Woyzeck
A play (actually just a fragment) by Georg Büchner, who died in 1837 while working on it. Revolutionary for its time because up until that period, Tragedy as a genre was reserved for stories about the upper classes. Its companion piece is Büchner's play Leonce and Lena, which conversely is a scathing comedy about the upper classes—a concept that was just as taboo.
Franz Woyzeck is a soldier with a child out of wedlock. To help make his living, he does odd jobs for his commanding officer and participate in "medical" experiments. He's gone completely crazy - seeing apocalyptic visions everywhere - but no one seems interested in that. When his wife, out of a mixture of boredom and hopelessness, begins seeing a Drum Major, Woyzeck lashes out.
In 1979, Werner Herzog had just finished filming a remake of Nosferatu. After almost spending a week without making a movie, he got to work on Woyzeck, which became one of his most beloved films.
Tom Waits and Robert Wilson have written a Rock Opera based on the play. Alban Berg also composed an Opera, titled Wozzeck.
The unfinished drama by Georg Büchner provides examples of
- Ax Crazy: Woyzeck himself in the end.
- Character Filibuster: Every character agrees, being poor sucks! It probably works better on stage.
- Fractured Fairy Tale: The "fairy tale" the grandmother tells the children. You can listen to it here as part of a YouTube Poop, narrated by Tom Waits.
- Handsome Lech: Marie starts seeing a Drum Major. Bad idea.
- Humans Are the Real Monsters
- Humiliation Conga
- Knife Nut: Woyzeck can't afford a pistol, you see.
- Mad Doctor: Woyzeck is going crazy partly because he volunteers for some very unusual medical experiments.
- Mildly Military: The military doesn't seem to do anything but drive Woyzeck crazy.
- Mushroom Samba: Described by Woyzeck and a big part of the actual case study.
- No Name Given: Drum Major. The Doctor. The Captain. The Workmen.
- Out, Damned Spot!: A fatal variety.
- Shoot the Shaggy Dog: The grandmother's fairy tale.
- There Are No Psychologists: Woyzeck is clearly mad because of the abuse he's under, but no one seems to care least of all The Doctor. His best friend tries to get him to go to the infirmary to no avail. Justified in that psychology kind of didn't exist yet.
The movie by Werner Herzog provides examples of
- Adaptation Expansion: Actually expected in adaptations of Woyzeck, since the play was unfinished due to Author Existence Failure.

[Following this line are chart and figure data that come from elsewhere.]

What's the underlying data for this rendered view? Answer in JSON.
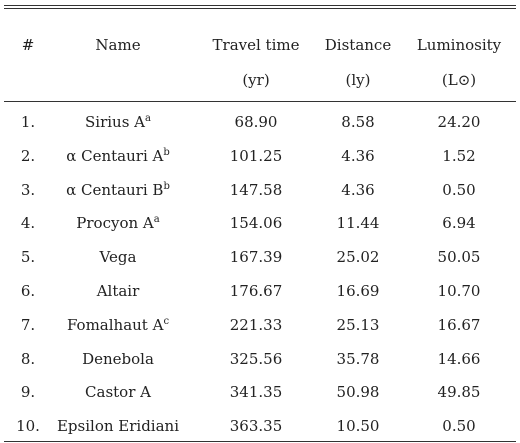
{
  "table": {
    "columns": [
      "#",
      "Name",
      "Travel time",
      "Distance",
      "Luminosity"
    ],
    "units": [
      {
        "col": 2,
        "text": "(yr)"
      },
      {
        "col": 3,
        "text": "(ly)"
      },
      {
        "col": 4,
        "text": "(L⊙)"
      }
    ],
    "rows": [
      [
        "1.",
        {
          "name": "Sirius A",
          "note": "a"
        },
        "68.90",
        "8.58",
        "24.20"
      ],
      [
        "2.",
        {
          "name": "α Centauri A",
          "note": "b"
        },
        "101.25",
        "4.36",
        "1.52"
      ],
      [
        "3.",
        {
          "name": "α Centauri B",
          "note": "b"
        },
        "147.58",
        "4.36",
        "0.50"
      ],
      [
        "4.",
        {
          "name": "Procyon A",
          "note": "a"
        },
        "154.06",
        "11.44",
        "6.94"
      ],
      [
        "5.",
        {
          "name": "Vega"
        },
        "167.39",
        "25.02",
        "50.05"
      ],
      [
        "6.",
        {
          "name": "Altair"
        },
        "176.67",
        "16.69",
        "10.70"
      ],
      [
        "7.",
        {
          "name": "Fomalhaut A",
          "note": "c"
        },
        "221.33",
        "25.13",
        "16.67"
      ],
      [
        "8.",
        {
          "name": "Denebola"
        },
        "325.56",
        "35.78",
        "14.66"
      ],
      [
        "9.",
        {
          "name": "Castor A"
        },
        "341.35",
        "50.98",
        "49.85"
      ],
      [
        "10.",
        {
          "name": "Epsilon Eridiani"
        },
        "363.35",
        "10.50",
        "0.50"
      ]
    ]
  }
}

- Gorgeous Period Dress: Averted, but not to the point of The Dung Ages.
- Hey, It's That Guy!: Woyzeck is Klaus Kinski. And how.
- Kick the Dog: The Drum Major beats up the tiny, underfed Woyzeck after he finds out Woyzeck knows about his wife's affair. And the Doctor throws his cat out the window to see how it lands on its feet.
- Nietzsche Wannabe: The Doctor:
Doctor: Didn't I tell you that the Urethral Sphincter is subject to the will!?.
- Oddly enough, he seems to be the most cheerful of all the characters.
- In Alban Berg's opera, he's listed as a buffo bass. Buffo.
- Oddly enough, he seems to be the most cheerful of all the characters.
- Soundtrack Dissonance: A string quartet plays the same song over Woyzeck's humiliating PT in the opening credit, Eva dancing with the Drum Major, and Woyzeck's murder of Eva.
- Typecasting: Just like in Stroszek, Eva Mattes plays a woman who temporarily has a crazy husband.
The Waits/Wilson rock opera provides examples of
- Belly of the Whale
- Everything's Better with Monkeys: The organ grinder's mechanical monkey, which sings "Misery is the River of the World". Facially, it's a character of Tom Waits, and was voiced by a recording of him.
- Ironic Nursery Tune: "Lullaby"
- Lyrical Dissonance: "Woe"
- Villain Song: "Another Man's Vine" for the Drum Major, "God's Away on Business" for the Doctor, and "Starving in the Belly of a Whale" for the Captain.